I have in my possession a silver pocket watch made in Switzerland with a Molassine trademark in enamel on one side. This is in a presentation box and has been passed down through family lineage to myself. The original recipient was an Albert Smith who lived 1868-1917. I am trying to find out whether the watch was given as a token of service to the company or had some other purpose. I originally thought that Molassine was an American company until I recently found on the web the GIHS newsletter. If he was an employee, it is quite possible he resided near to Greenwich. You will appreciate that with a name like Smith I have a few problems!

From John Spreadbury
Any info on Greenwich workshop for the blind in Easteny St [now Feathers Place] thank you

From Lorraine Ong.  
My Great grandfather and great great grandfather were noted as being watermen on marriage certificates.  My father always believed his grandfather was a merchant seaman!  What did watermen do? They both were born and lived around Northfleet, Plumstead and Gravesend areas.  Do you have any publications available on this? My Ancestors were both named Charles J Ginn b 1859 and Charles Ginn b 1835! The latter being the son of Scarff Ginn from Essex. approx. b. 1807. I do hope that you can help me with compiling a picture of the life of my grandfathers.

From John Day.  
Re. the note on Merryweather steam fire engines in the last issue (appliances is the proper term), why has 'Sutherland', the horse drawn engine of 1863, believed to be the oldest preserved steamer, been left out?
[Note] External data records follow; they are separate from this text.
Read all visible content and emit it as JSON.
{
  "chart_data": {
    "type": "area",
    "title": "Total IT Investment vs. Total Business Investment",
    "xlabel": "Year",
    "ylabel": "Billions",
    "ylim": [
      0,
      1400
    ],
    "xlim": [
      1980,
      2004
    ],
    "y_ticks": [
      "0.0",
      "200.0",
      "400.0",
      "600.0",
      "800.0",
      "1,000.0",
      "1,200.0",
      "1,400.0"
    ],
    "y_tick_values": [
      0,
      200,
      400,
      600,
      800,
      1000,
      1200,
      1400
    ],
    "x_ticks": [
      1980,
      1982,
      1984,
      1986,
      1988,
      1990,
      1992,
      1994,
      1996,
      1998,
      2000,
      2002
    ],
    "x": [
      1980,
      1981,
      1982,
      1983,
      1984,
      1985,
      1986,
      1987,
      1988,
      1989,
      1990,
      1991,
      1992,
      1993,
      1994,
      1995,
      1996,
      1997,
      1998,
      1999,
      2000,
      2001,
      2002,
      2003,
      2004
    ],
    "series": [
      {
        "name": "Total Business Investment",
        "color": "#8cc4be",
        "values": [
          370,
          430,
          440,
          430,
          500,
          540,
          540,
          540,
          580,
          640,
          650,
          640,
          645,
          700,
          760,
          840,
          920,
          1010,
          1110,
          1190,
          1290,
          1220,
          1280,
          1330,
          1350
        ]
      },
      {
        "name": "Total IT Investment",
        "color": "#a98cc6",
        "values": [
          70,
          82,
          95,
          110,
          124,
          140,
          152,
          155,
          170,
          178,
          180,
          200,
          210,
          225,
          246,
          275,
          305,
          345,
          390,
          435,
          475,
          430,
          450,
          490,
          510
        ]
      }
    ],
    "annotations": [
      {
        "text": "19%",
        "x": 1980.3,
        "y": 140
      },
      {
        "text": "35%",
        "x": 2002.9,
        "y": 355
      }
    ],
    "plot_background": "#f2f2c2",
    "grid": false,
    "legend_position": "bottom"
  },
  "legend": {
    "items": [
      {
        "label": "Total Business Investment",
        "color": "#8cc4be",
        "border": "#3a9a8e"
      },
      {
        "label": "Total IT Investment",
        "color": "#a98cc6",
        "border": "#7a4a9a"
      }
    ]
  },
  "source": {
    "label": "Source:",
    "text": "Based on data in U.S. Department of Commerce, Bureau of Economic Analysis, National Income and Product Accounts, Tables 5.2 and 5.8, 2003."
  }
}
After all, Kensington is not all that far from Greenwich. There is a picture of it in 'The Fire Engine' by Simon Goodenough published by Orbis in 1978,  p.55. It is also pictured in 'The Engineer' (Vol. 16, p59, July 31, 1863), because it gained first prize in its class in the Steam Fire Engine trials of that year. The full report of these trials is on pages 9, 23, 32, 47 and 59. It gives all the dimensions and performances. Later in the same volume is a copy of a paper on the History of the Steam Fire Engine by W.Roberts, who built some of the earliest three wheeled engines.  Other references to steam fire engines that have mention of Merryweather are in the same journal (Vol.12, pp.8 & 279, Vol.14, pp.12, 26, 259 & 295, Vol. 22,  p241, Vol. 28, p114 and Vol. 74, p412.  Just to stir things a bit more, there is an engraving of the Merryweather 'Greenwich' steam fire raft in 'The Story of the Fire Service' by Tony Paul, published by Almark Publishing in 1975, page 40.  The engraving shows the name as M.F.B. Active.    If somebody likes to research the subject, the following may be helpful: -  James Compton Merryweather, Fire Protection of Mansions, 1884, James Compton Merryweather, Handbook of Fire Brigades, 1886, Roper's Handbook of Modern Steam Fire Engines, 1888

Forgot to tell you in the last epistle that there is a series of 22 instalments of '60 Years of Thames Shipbuilding and Marine Engineering' in Vols. 84 and 85 of 'The Engineer,' July 1897 to June 1898. Don't look to me to abridge them, I'm too busy with a model of the Crofton No. 2 engine and researching a paper on Multi-barrel guns over a time scale extending from Ezekial to the present day. Just realised that Simon Goodenough's book was republished in the same format as a soft back in 1985 under the new title of 'Fire, the Story of the Fire Engine,' its all part of a racket to make sure nothing is easy.

From Mary Anne Gourlay.  
I have just been reading your website and came across the Enderby Settlement Diaries. I am interested in this subject as I am doing research on the Enderby Co.  I would like to obtain a copy. I am also researching my family whose background is the Greenwich region.

From Nicholas Hall.  
My article on the gun maker Blakeley should be coming out in our next Royal Artillery yearbook - with a suggestion as to why Josiah Vavasseur named his Blackheath house 'Rothbury'!  I went to see if the Bear Lane premises of the London Ordnance Works survived in Southwark  - they don't, but the pub predating it  does.  It is so annoying: the London Ordnance Works building was still there in 1974 when I was working at the Tower so I could have seen it if I'd known!